Rumeur et mouvements de foule

Les médias produisent un effet d’agenda, un effet de cadrage et aussi un effet d’alerte. L’auteur décortique ensuite la logique des mouvements de foule, que ce soit celle des manifestations ou lors des Printemps arabes. Penser en termes de propagation permet de conserver cet entre-deux qui permet la modélisation et le calcul, tout en restant encastré dans une théorie sociologique du voisinage et des transmissions qui fait sens du point de vue des cultures humaines. 

Nouvelles traces, nouveaux calculs

Le numérique contribue à amplifier la puissance de traçabilité et de calcul vers de nombreuses propagations. A ce titre, Twitter se révèle un exemple très utile pour éprouver ce qu’on veut tester. Les quatre propriétés essentielles pour en faire un champ d’expérimentation sont la brièveté des messages, les hashtags, le bouton Retweet et les trending topics. 

Nouveaux médias, nouvelles méthodes

Dominique Boullier évoque par exemple les travaux de Lehman qui s’est intéressé à la différence de patterns de propagation entre plusieurs événements : un événement sportif, une fusillade dans une école ou encore la sortie d’un film à gros budget. 

Les enjeux du réchauffement climatique

Il faut insister sur trois processus qui changent la nature de ce qui fut notre espace public. Il s’agit du rythme de sa propagation et de sa répétition, du formatage effectué par les médias sociaux et de l’opposition entre un « nous » et un « eux ». Sur les réseaux sociaux, il existe une prime à la nouveauté et à tout ce qui est choquant. 

Nouvelle économie, nouvelle surveillance

L’auteur s’appuie sur les travaux de Soshana Zuboff qui alerte sur la surveillance installée à travers la captation des traces. Le danger lui semble encore plus important car les traces permettent de corréler et de monétiser. 

La propagation comme troisième point de vue sur le social

Dominique Boullier rappelle comment s’est construite historiquement la notion d’opinion. Il faut remonter aux premiers sondages effectués par Gallup dans les années 30 aux Etats-Unis. La combinaison de l’informatique et des télécommunications constitue la mutation clé qui permet de rendre calculable tous les micro-événements de nos activités ordinaires aussi bien que les plus grands volumes d’échanges de données financières. L’auteur replace les mutations numériques dans la longue histoire des sciences sociales. 

Les penseurs 

Dominique Boullier consacre plusieurs chapitres à la pensée d’auteurs pour voir leur apport possible à sa théorie de la propagation. Il s’arrête ainsi sur Bourdieu, Durkheim ou encore Boudon. Il détaille particulièrement ce qu’il appelle les précurseurs de la théorie sociale de la propagation avec la théorie de l’acteur-réseau ou encore Tarde. Il aborde également Elias, Giddens ou encore Goffman.

Gouverner par temps de propagation

L’auteur insiste pour dire que le temps des propagations que nous vivons aujourd’hui est différent ce qui a existé au XXème siècle. « A l’échelle du XXIème siècle, il est possible de mettre en évidence six grandes propagations déjà porteuses de crises graves et qui le resteront tant qu’elles ne seront pas pensées en terme de propagations ». Il aborde ainsi rapidement la crise sanitaire, la crise climatique ou encore le terrorisme. Il développe donc l’idée de la nécessité d’un nouveau cadre de pensée du social. 
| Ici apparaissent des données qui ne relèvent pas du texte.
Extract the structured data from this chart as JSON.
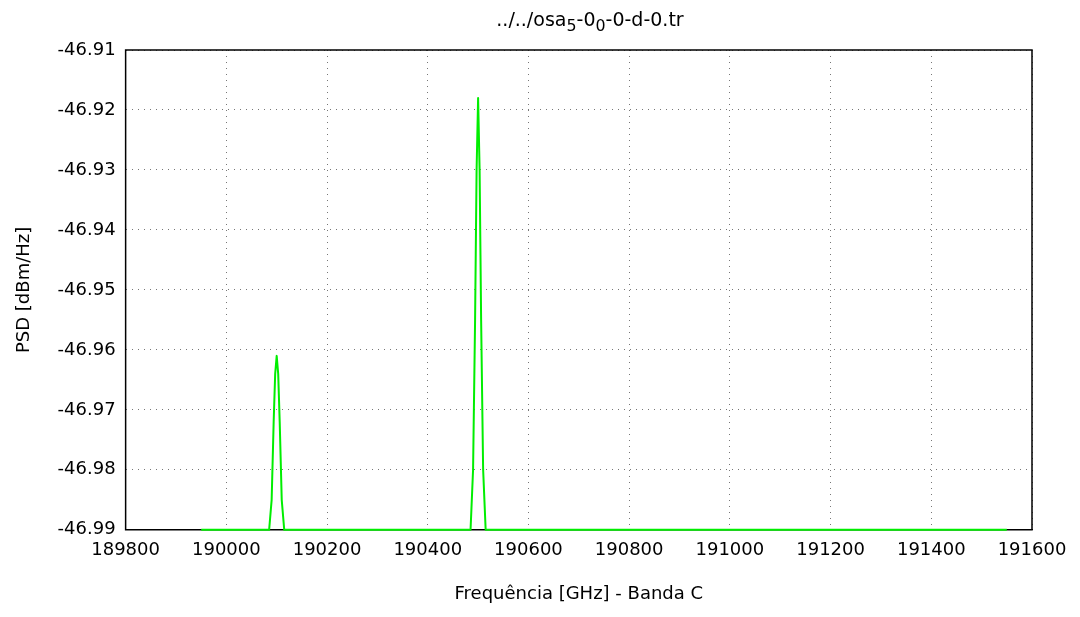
{
  "chart_data": {
    "type": "line",
    "title": "../../osa$_{5}$-0$_{0}$-0-d-0.tr",
    "xlabel": "Frequência [GHz] - Banda C",
    "ylabel": "PSD [dBm/Hz]",
    "series": [
      {
        "color": "#00ee00",
        "x": [
          189950,
          190085,
          190090,
          190094,
          190097,
          190100,
          190103,
          190106,
          190110,
          190115,
          190485,
          190490,
          190494,
          190497,
          190500,
          190503,
          190506,
          190510,
          190515,
          191550
        ],
        "values": [
          -46.99,
          -46.99,
          -46.985,
          -46.972,
          -46.964,
          -46.961,
          -46.964,
          -46.972,
          -46.985,
          -46.99,
          -46.99,
          -46.98,
          -46.955,
          -46.93,
          -46.918,
          -46.93,
          -46.955,
          -46.98,
          -46.99,
          -46.99
        ]
      }
    ],
    "xlim": [
      189800,
      191600
    ],
    "xticks": [
      189800,
      190000,
      190200,
      190400,
      190600,
      190800,
      191000,
      191200,
      191400,
      191600
    ],
    "ylim": [
      -46.99,
      -46.91
    ],
    "yticks": [
      -46.99,
      -46.98,
      -46.97,
      -46.96,
      -46.95,
      -46.94,
      -46.93,
      -46.92,
      -46.91
    ],
    "grid": true,
    "legend": false,
    "marker": "none",
    "line_style": "solid"
  }
}
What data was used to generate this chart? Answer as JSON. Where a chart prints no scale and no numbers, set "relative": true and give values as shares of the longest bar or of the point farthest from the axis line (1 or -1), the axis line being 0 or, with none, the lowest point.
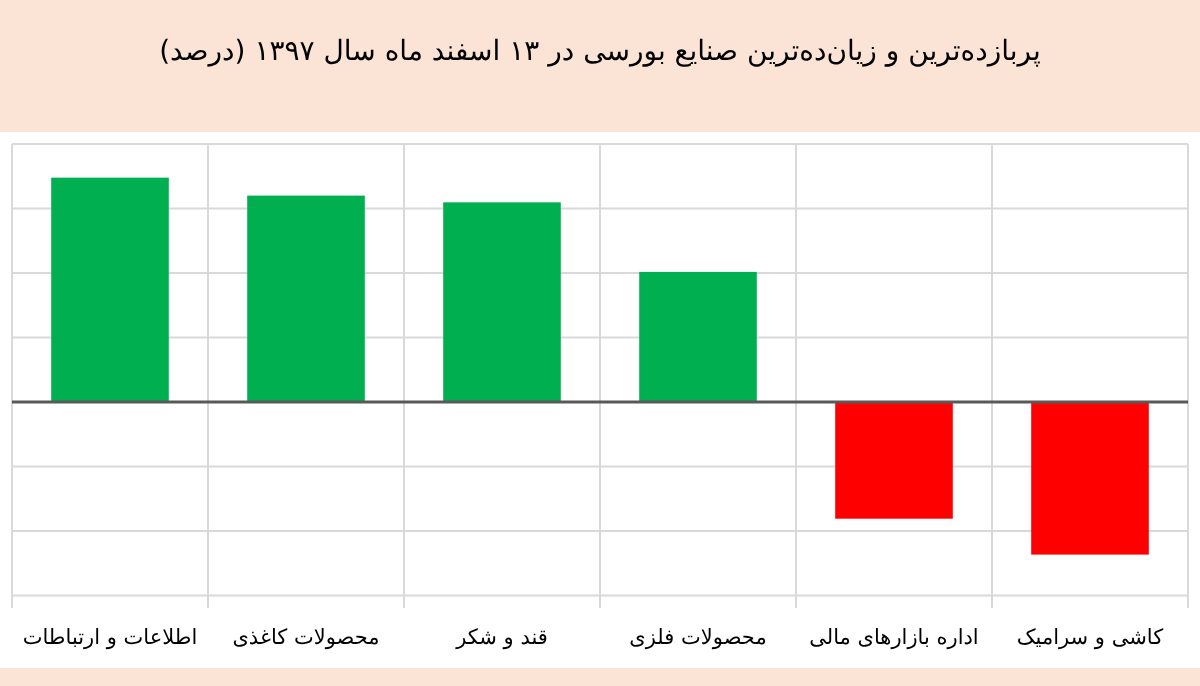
{
  "chart_data": {
    "type": "bar",
    "title": "پربازده‌ترین و زیان‌ده‌ترین صنایع بورسی در ۱۳ اسفند ماه سال ۱۳۹۷ (درصد)",
    "categories": [
      "اطلاعات و ارتباطات",
      "محصولات کاغذی",
      "قند و شکر",
      "محصولات فلزی",
      "اداره بازارهای مالی",
      "کاشی و سرامیک"
    ],
    "values": [
      1,
      0.92,
      0.89,
      0.58,
      -0.52,
      -0.68
    ],
    "colors": [
      "#00b050",
      "#00b050",
      "#00b050",
      "#00b050",
      "#ff0000",
      "#ff0000"
    ],
    "relative": true,
    "grid": true
  }
}
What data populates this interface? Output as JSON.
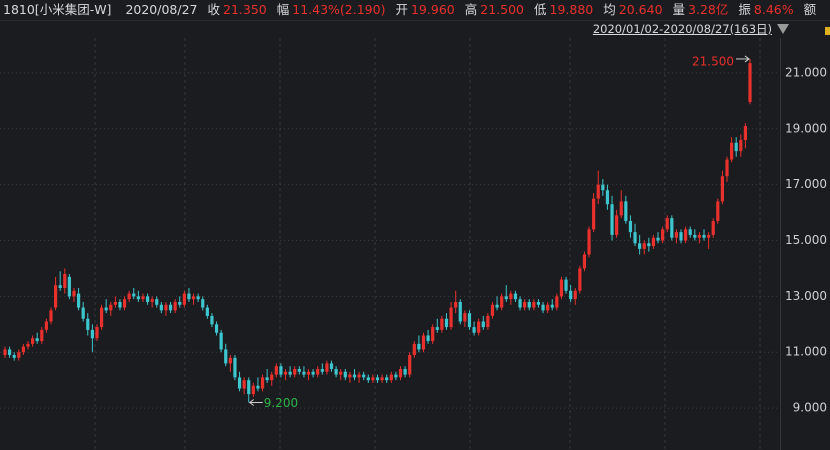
{
  "header": {
    "symbol": "1810[小米集团-W]",
    "date": "2020/08/27",
    "quote": [
      {
        "label": "收",
        "value": "21.350"
      },
      {
        "label": "幅",
        "value": "11.43%(2.190)"
      },
      {
        "label": "开",
        "value": "19.960"
      },
      {
        "label": "高",
        "value": "21.500"
      },
      {
        "label": "低",
        "value": "19.880"
      },
      {
        "label": "均",
        "value": "20.640"
      },
      {
        "label": "量",
        "value": "3.28亿"
      },
      {
        "label": "振",
        "value": "8.46%"
      },
      {
        "label": "额"
      }
    ],
    "range": "2020/01/02-2020/08/27(163日)"
  },
  "chart_data": {
    "type": "candlestick",
    "up_color": "#e8302c",
    "down_color": "#3ec6ce",
    "grid": true,
    "ylim": [
      7.5,
      22.25
    ],
    "yticks": [
      {
        "value": 9,
        "label": "9.000"
      },
      {
        "value": 11,
        "label": "11.000"
      },
      {
        "value": 13,
        "label": "13.000"
      },
      {
        "value": 15,
        "label": "15.000"
      },
      {
        "value": 17,
        "label": "17.000"
      },
      {
        "value": 19,
        "label": "19.000"
      },
      {
        "value": 21,
        "label": "21.000"
      }
    ],
    "annotations": [
      {
        "value": 21.5,
        "label": "21.500",
        "color": "#e8302c"
      },
      {
        "value": 9.2,
        "label": "9.200",
        "color": "#2db54a"
      }
    ],
    "ohlc": [
      [
        10.9,
        11.2,
        10.8,
        11.1
      ],
      [
        11.1,
        11.2,
        10.8,
        10.9
      ],
      [
        10.9,
        11.0,
        10.7,
        10.8
      ],
      [
        10.8,
        11.1,
        10.7,
        11.0
      ],
      [
        11.0,
        11.3,
        10.9,
        11.2
      ],
      [
        11.2,
        11.4,
        11.1,
        11.3
      ],
      [
        11.3,
        11.6,
        11.2,
        11.5
      ],
      [
        11.5,
        11.7,
        11.3,
        11.4
      ],
      [
        11.4,
        11.9,
        11.3,
        11.8
      ],
      [
        11.8,
        12.2,
        11.7,
        12.1
      ],
      [
        12.1,
        12.6,
        12.0,
        12.5
      ],
      [
        12.6,
        13.7,
        12.5,
        13.4
      ],
      [
        13.4,
        13.9,
        13.2,
        13.3
      ],
      [
        13.3,
        14.0,
        13.1,
        13.8
      ],
      [
        13.7,
        13.8,
        12.9,
        13.0
      ],
      [
        13.0,
        13.3,
        12.8,
        13.2
      ],
      [
        13.1,
        13.3,
        12.5,
        12.6
      ],
      [
        12.6,
        12.8,
        12.1,
        12.2
      ],
      [
        12.2,
        12.4,
        11.6,
        11.8
      ],
      [
        11.8,
        12.0,
        11.0,
        11.5
      ],
      [
        11.5,
        12.0,
        11.4,
        11.9
      ],
      [
        11.9,
        12.7,
        11.8,
        12.6
      ],
      [
        12.6,
        12.9,
        12.4,
        12.5
      ],
      [
        12.5,
        12.8,
        12.3,
        12.7
      ],
      [
        12.7,
        13.0,
        12.6,
        12.8
      ],
      [
        12.8,
        12.9,
        12.5,
        12.6
      ],
      [
        12.6,
        13.0,
        12.5,
        12.9
      ],
      [
        12.9,
        13.2,
        12.8,
        13.1
      ],
      [
        13.1,
        13.3,
        12.9,
        13.0
      ],
      [
        13.0,
        13.2,
        12.8,
        12.9
      ],
      [
        12.9,
        13.1,
        12.8,
        13.0
      ],
      [
        13.0,
        13.1,
        12.7,
        12.8
      ],
      [
        12.8,
        13.0,
        12.6,
        12.9
      ],
      [
        12.9,
        13.0,
        12.6,
        12.7
      ],
      [
        12.7,
        12.8,
        12.4,
        12.5
      ],
      [
        12.5,
        12.8,
        12.3,
        12.7
      ],
      [
        12.7,
        12.8,
        12.4,
        12.5
      ],
      [
        12.5,
        12.9,
        12.4,
        12.8
      ],
      [
        12.8,
        13.0,
        12.6,
        12.7
      ],
      [
        12.7,
        13.2,
        12.6,
        13.1
      ],
      [
        13.1,
        13.3,
        12.8,
        12.9
      ],
      [
        12.9,
        13.1,
        12.7,
        13.0
      ],
      [
        13.0,
        13.1,
        12.8,
        12.9
      ],
      [
        12.9,
        13.0,
        12.5,
        12.6
      ],
      [
        12.6,
        12.7,
        12.2,
        12.3
      ],
      [
        12.3,
        12.4,
        11.9,
        12.0
      ],
      [
        12.0,
        12.1,
        11.6,
        11.7
      ],
      [
        11.7,
        11.8,
        11.0,
        11.1
      ],
      [
        11.1,
        11.3,
        10.5,
        10.6
      ],
      [
        10.6,
        10.9,
        10.3,
        10.8
      ],
      [
        10.8,
        10.9,
        10.0,
        10.1
      ],
      [
        10.1,
        10.3,
        9.6,
        9.7
      ],
      [
        9.7,
        10.1,
        9.5,
        10.0
      ],
      [
        10.0,
        10.1,
        9.2,
        9.5
      ],
      [
        9.5,
        9.9,
        9.4,
        9.8
      ],
      [
        9.8,
        10.1,
        9.6,
        9.7
      ],
      [
        9.7,
        10.2,
        9.6,
        10.1
      ],
      [
        10.1,
        10.4,
        9.9,
        10.0
      ],
      [
        10.0,
        10.3,
        9.8,
        10.2
      ],
      [
        10.2,
        10.6,
        10.1,
        10.5
      ],
      [
        10.5,
        10.6,
        10.1,
        10.2
      ],
      [
        10.2,
        10.4,
        10.0,
        10.3
      ],
      [
        10.3,
        10.5,
        10.1,
        10.2
      ],
      [
        10.2,
        10.5,
        10.1,
        10.4
      ],
      [
        10.4,
        10.5,
        10.2,
        10.3
      ],
      [
        10.3,
        10.5,
        10.1,
        10.2
      ],
      [
        10.2,
        10.4,
        10.0,
        10.3
      ],
      [
        10.3,
        10.4,
        10.1,
        10.2
      ],
      [
        10.2,
        10.5,
        10.1,
        10.4
      ],
      [
        10.4,
        10.6,
        10.2,
        10.3
      ],
      [
        10.3,
        10.7,
        10.2,
        10.6
      ],
      [
        10.6,
        10.7,
        10.3,
        10.4
      ],
      [
        10.4,
        10.5,
        10.1,
        10.2
      ],
      [
        10.2,
        10.4,
        10.0,
        10.3
      ],
      [
        10.3,
        10.4,
        10.0,
        10.1
      ],
      [
        10.1,
        10.3,
        9.9,
        10.2
      ],
      [
        10.2,
        10.4,
        10.0,
        10.1
      ],
      [
        10.1,
        10.3,
        9.9,
        10.2
      ],
      [
        10.2,
        10.3,
        10.0,
        10.1
      ],
      [
        10.1,
        10.2,
        9.9,
        10.0
      ],
      [
        10.0,
        10.2,
        9.9,
        10.1
      ],
      [
        10.1,
        10.2,
        9.9,
        10.0
      ],
      [
        10.0,
        10.2,
        9.9,
        10.1
      ],
      [
        10.1,
        10.2,
        9.9,
        10.0
      ],
      [
        10.0,
        10.3,
        9.9,
        10.2
      ],
      [
        10.2,
        10.3,
        10.0,
        10.1
      ],
      [
        10.1,
        10.5,
        10.0,
        10.4
      ],
      [
        10.4,
        10.5,
        10.1,
        10.2
      ],
      [
        10.2,
        11.0,
        10.1,
        10.9
      ],
      [
        10.9,
        11.4,
        10.8,
        11.3
      ],
      [
        11.3,
        11.6,
        11.0,
        11.1
      ],
      [
        11.1,
        11.7,
        11.0,
        11.6
      ],
      [
        11.6,
        11.8,
        11.3,
        11.4
      ],
      [
        11.4,
        12.0,
        11.3,
        11.9
      ],
      [
        11.9,
        12.2,
        11.7,
        11.8
      ],
      [
        11.8,
        12.3,
        11.7,
        12.2
      ],
      [
        12.2,
        12.4,
        11.8,
        11.9
      ],
      [
        11.9,
        12.8,
        11.8,
        12.6
      ],
      [
        12.6,
        13.2,
        12.4,
        12.8
      ],
      [
        12.8,
        12.9,
        12.0,
        12.1
      ],
      [
        12.1,
        12.5,
        11.9,
        12.4
      ],
      [
        12.4,
        12.5,
        11.8,
        11.9
      ],
      [
        11.9,
        12.1,
        11.6,
        11.7
      ],
      [
        11.7,
        12.2,
        11.6,
        12.1
      ],
      [
        12.1,
        12.3,
        11.8,
        11.9
      ],
      [
        11.9,
        12.4,
        11.8,
        12.3
      ],
      [
        12.3,
        12.8,
        12.2,
        12.7
      ],
      [
        12.7,
        13.0,
        12.5,
        12.6
      ],
      [
        12.6,
        13.1,
        12.5,
        13.0
      ],
      [
        13.0,
        13.4,
        12.8,
        12.9
      ],
      [
        12.9,
        13.2,
        12.7,
        13.1
      ],
      [
        13.1,
        13.2,
        12.8,
        12.9
      ],
      [
        12.9,
        13.0,
        12.5,
        12.6
      ],
      [
        12.6,
        12.9,
        12.5,
        12.8
      ],
      [
        12.8,
        12.9,
        12.5,
        12.6
      ],
      [
        12.6,
        12.9,
        12.5,
        12.8
      ],
      [
        12.8,
        12.9,
        12.6,
        12.7
      ],
      [
        12.7,
        12.8,
        12.4,
        12.5
      ],
      [
        12.5,
        12.8,
        12.4,
        12.7
      ],
      [
        12.7,
        12.9,
        12.5,
        12.6
      ],
      [
        12.6,
        13.1,
        12.5,
        13.0
      ],
      [
        13.0,
        13.7,
        12.9,
        13.6
      ],
      [
        13.6,
        13.7,
        13.1,
        13.2
      ],
      [
        13.2,
        13.4,
        12.8,
        12.9
      ],
      [
        12.9,
        13.3,
        12.7,
        13.2
      ],
      [
        13.2,
        14.1,
        13.1,
        14.0
      ],
      [
        14.0,
        14.6,
        13.9,
        14.5
      ],
      [
        14.5,
        15.5,
        14.4,
        15.4
      ],
      [
        15.4,
        16.7,
        15.3,
        16.5
      ],
      [
        16.5,
        17.5,
        16.3,
        17.0
      ],
      [
        17.0,
        17.2,
        16.6,
        16.8
      ],
      [
        16.8,
        17.0,
        16.1,
        16.3
      ],
      [
        16.3,
        16.6,
        15.0,
        15.2
      ],
      [
        15.2,
        16.1,
        15.1,
        15.9
      ],
      [
        15.9,
        16.8,
        15.8,
        16.4
      ],
      [
        16.4,
        16.6,
        15.6,
        15.7
      ],
      [
        15.7,
        15.9,
        15.1,
        15.3
      ],
      [
        15.3,
        15.6,
        14.8,
        14.9
      ],
      [
        14.9,
        15.2,
        14.5,
        14.7
      ],
      [
        14.7,
        15.0,
        14.5,
        14.9
      ],
      [
        14.9,
        15.1,
        14.6,
        14.8
      ],
      [
        14.8,
        15.2,
        14.7,
        15.1
      ],
      [
        15.1,
        15.3,
        14.9,
        15.0
      ],
      [
        15.0,
        15.5,
        14.9,
        15.4
      ],
      [
        15.4,
        15.9,
        15.3,
        15.8
      ],
      [
        15.8,
        15.9,
        15.0,
        15.1
      ],
      [
        15.1,
        15.4,
        14.9,
        15.3
      ],
      [
        15.3,
        15.4,
        14.9,
        15.0
      ],
      [
        15.0,
        15.5,
        14.9,
        15.4
      ],
      [
        15.4,
        15.5,
        15.1,
        15.2
      ],
      [
        15.2,
        15.4,
        15.0,
        15.1
      ],
      [
        15.1,
        15.3,
        14.9,
        15.2
      ],
      [
        15.2,
        15.4,
        15.0,
        15.1
      ],
      [
        15.1,
        15.3,
        14.7,
        15.2
      ],
      [
        15.2,
        15.8,
        15.1,
        15.7
      ],
      [
        15.7,
        16.5,
        15.6,
        16.4
      ],
      [
        16.4,
        17.5,
        16.3,
        17.3
      ],
      [
        17.3,
        18.0,
        17.1,
        17.9
      ],
      [
        17.9,
        18.7,
        17.8,
        18.5
      ],
      [
        18.5,
        18.7,
        18.0,
        18.2
      ],
      [
        18.2,
        18.8,
        18.0,
        18.6
      ],
      [
        18.6,
        19.2,
        18.3,
        19.1
      ],
      [
        19.96,
        21.5,
        19.88,
        21.35
      ]
    ]
  }
}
Pour conclure, Dominique Boullier dresse ce qu’il appelle un manifeste perspectiviste et diplomatique pour les sciences sociales sous forme de 23 affirmations. 

C’est donc un ouvrage ambitieux, souvent conceptuel, mais qui n’oublie pas néanmoins d’appuyer son raisonnement avec des exemples concrets. Il propose donc de mettre en place une nouvelle grille de lecture de la société.